1500 oder doch lieber die 2000???


mfg Flo


----------



## NorbertF (22. März 2007)

*AW: Welche Rollengröße zum Spinnfischen auf Zander???*

4000. Warum? Ich spinnfische mit Geflochtener, die hält ne Menge aus. Das Getriebe der 4000er ist stabiler, ich kann weiter werfen weil der Durchmesser der Spule grösser ist und die Schnur hat weniger Kringel.
Einziger Nachteil: es passt viel drauf, aber durch Unterfüttern mit mono (ohnehin ein muss) ist das egal.
Also 4000er Grösse.


----------



## Feeder-Freak (22. März 2007)

*AW: Welche Rollengröße zum Spinnfischen auf Zander???*

3000.


----------



## kintaro (22. März 2007)

*AW: Welche Rollengröße zum Spinnfischen auf Zander???*

3000-4000 kommt auf die rute und das gewässer an.


----------



## Nordlichtangler (22. März 2007)

*AW: Welche Rollengröße zum Spinnfischen auf Zander???*



kintaro schrieb:


> 3000-4000 kommt auf die rute und das gewässer an.

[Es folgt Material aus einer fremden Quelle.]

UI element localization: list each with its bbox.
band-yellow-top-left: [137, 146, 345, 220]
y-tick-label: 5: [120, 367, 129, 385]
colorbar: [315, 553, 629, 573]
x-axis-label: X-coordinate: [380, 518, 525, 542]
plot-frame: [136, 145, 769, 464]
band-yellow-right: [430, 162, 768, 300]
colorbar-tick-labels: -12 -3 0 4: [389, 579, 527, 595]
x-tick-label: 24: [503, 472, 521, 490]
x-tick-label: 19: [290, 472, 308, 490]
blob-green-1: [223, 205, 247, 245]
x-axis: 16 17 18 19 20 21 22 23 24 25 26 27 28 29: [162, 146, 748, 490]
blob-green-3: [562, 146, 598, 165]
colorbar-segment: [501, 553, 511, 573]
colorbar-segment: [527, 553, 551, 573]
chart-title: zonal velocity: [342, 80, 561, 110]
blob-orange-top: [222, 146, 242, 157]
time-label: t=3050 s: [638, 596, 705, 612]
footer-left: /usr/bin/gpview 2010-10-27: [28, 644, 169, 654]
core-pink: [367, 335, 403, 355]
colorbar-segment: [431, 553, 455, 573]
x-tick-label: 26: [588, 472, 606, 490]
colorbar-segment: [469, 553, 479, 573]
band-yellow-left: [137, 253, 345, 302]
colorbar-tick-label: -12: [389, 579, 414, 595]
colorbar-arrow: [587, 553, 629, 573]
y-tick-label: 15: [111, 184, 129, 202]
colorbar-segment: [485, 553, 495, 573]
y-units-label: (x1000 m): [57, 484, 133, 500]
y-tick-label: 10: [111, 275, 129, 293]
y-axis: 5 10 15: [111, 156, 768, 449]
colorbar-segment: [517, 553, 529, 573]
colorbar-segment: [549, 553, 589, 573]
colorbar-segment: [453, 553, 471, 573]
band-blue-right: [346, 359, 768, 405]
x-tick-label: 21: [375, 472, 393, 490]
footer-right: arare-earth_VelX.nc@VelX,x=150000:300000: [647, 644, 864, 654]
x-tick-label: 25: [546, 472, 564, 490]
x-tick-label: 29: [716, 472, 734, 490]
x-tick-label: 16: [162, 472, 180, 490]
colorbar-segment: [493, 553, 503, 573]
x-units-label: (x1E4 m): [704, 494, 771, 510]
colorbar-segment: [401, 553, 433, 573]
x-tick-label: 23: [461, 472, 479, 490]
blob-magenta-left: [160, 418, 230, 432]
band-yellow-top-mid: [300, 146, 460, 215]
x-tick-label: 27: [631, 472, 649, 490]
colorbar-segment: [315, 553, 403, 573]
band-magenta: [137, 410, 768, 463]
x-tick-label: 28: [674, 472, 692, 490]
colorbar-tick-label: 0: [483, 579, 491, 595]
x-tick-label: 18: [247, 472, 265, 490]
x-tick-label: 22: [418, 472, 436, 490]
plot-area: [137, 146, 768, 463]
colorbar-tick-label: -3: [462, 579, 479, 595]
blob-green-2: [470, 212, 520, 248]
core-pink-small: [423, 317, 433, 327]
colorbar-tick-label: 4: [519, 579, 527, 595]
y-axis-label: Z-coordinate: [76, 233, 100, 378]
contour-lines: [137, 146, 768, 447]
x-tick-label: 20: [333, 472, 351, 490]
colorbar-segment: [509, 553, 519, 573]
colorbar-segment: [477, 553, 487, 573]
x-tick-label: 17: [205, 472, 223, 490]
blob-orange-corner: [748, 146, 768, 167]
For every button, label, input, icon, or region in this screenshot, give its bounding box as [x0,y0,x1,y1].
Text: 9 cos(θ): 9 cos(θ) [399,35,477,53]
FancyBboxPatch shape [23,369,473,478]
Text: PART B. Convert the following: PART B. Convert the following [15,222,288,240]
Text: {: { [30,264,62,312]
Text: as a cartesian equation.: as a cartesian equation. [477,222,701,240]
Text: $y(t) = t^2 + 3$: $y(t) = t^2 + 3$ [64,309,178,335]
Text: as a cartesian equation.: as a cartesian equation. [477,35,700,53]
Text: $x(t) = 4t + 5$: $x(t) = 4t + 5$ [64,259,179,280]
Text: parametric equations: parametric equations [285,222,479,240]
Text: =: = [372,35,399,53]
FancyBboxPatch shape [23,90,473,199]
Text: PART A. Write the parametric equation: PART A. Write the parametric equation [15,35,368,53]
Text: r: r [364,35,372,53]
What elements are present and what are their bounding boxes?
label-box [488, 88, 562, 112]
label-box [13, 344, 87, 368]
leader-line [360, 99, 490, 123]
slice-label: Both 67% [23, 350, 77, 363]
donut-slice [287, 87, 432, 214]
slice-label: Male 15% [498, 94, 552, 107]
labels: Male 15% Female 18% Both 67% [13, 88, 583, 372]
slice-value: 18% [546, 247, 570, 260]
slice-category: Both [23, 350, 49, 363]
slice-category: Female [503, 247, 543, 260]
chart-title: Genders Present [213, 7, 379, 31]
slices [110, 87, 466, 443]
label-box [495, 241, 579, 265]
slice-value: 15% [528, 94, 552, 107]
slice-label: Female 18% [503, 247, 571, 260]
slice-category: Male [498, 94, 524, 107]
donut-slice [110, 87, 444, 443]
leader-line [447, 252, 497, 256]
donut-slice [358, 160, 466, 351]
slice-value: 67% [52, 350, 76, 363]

per default würd ich auch eine 3000 nehmen, oder eben die 4000 und besonders dann wenn die auch noch andere Aufgaben hat. Eine 2000 paßt schön auf ein L-Tackle, also für die kleinen Köder. Alles darunter an Rollen sehe ich mehr als Equipment für den kleinen Bach oder Teich.


----------



## esox82 (22. März 2007)

*AW: Welche Rollengröße zum Spinnfischen auf Zander???*

hallo flo,
ich hab auch eine 4000er mit wechselspulen,eine für geflochtene,eine für 200m 35er und noch ne kleinere
mfg Andy


----------



## heinzrch (22. März 2007)

*AW: Welche Rollengröße zum Spinnfischen auf Zander???*

ich hab an der leichten Twisterrute ne 2500er und an der "dicken" Gummifischrute immer ne 4000er (mit Zweitspule mit 0.30er Mono auch gleich die Hechtrolle...)
Wenn ich mit nur einer Rolle auskommen müsste, immer die 4000er...


----------



## Flo-Zanderkönig (22. März 2007)

*AW: Welche Rollengröße zum Spinnfischen auf Zander???*

Hmmm 3000er oder 4000er.......
Mein Handgelenk wird mir warscheinlich die 3000er danken da ich öfters mal länger twistern gehe.......


mfg Flo


----------



## Veit (22. März 2007)

*AW: Welche Rollengröße zum Spinnfischen auf Zander???*

Auf alle Fälle ne 3000er


----------



## heinzrch (22. März 2007)

*AW: Welche Rollengröße zum Spinnfischen auf Zander???*

vergiß es: 3000er und 4000er sind mit identischem Getriebegehäuse ausgestattet, d.h. z.B. bei der Capricorn sind das gerade mal 20g zwischen der 3000er und 4000er Größe. Analog dazu das gleiche bei der 2000er und 2500er Baugröße....


----------



## Illexfreak (22. März 2007)

*AW: Welche Rollengröße zum Spinnfischen auf Zander???*

1000er. ist leichter, geringe durchmesser passt genügend drauf, also warum nicht?


----------



## eisblaubaer (22. März 2007)

*AW: Welche Rollengröße zum Spinnfischen auf Zander???*

Hallo,

warscheinlich ne blöde Frage aber woran erkenne ich was eine 3000er oder 4000er Rolle ist


----------



## Nordlichtangler (22. März 2007)

*AW: Welche Rollengröße zum Spinnfischen auf Zander???*



eisblaubaer schrieb:


> warscheinlich ne blöde Frage aber woran erkenne ich was eine 3000er oder 4000er Rolle ist


Steht drauf, meist auf der Spule.



heinzrch schrieb:


> vergiß es: 3000er und 4000er sind mit identischem Getriebegehäuse ausgestattet, d.h. z.B. bei der Capricorn sind das gerade mal 20g zwischen der 3000er und 4000er Größe. Analog dazu das gleiche bei der 2000er und 2500er Baugröße....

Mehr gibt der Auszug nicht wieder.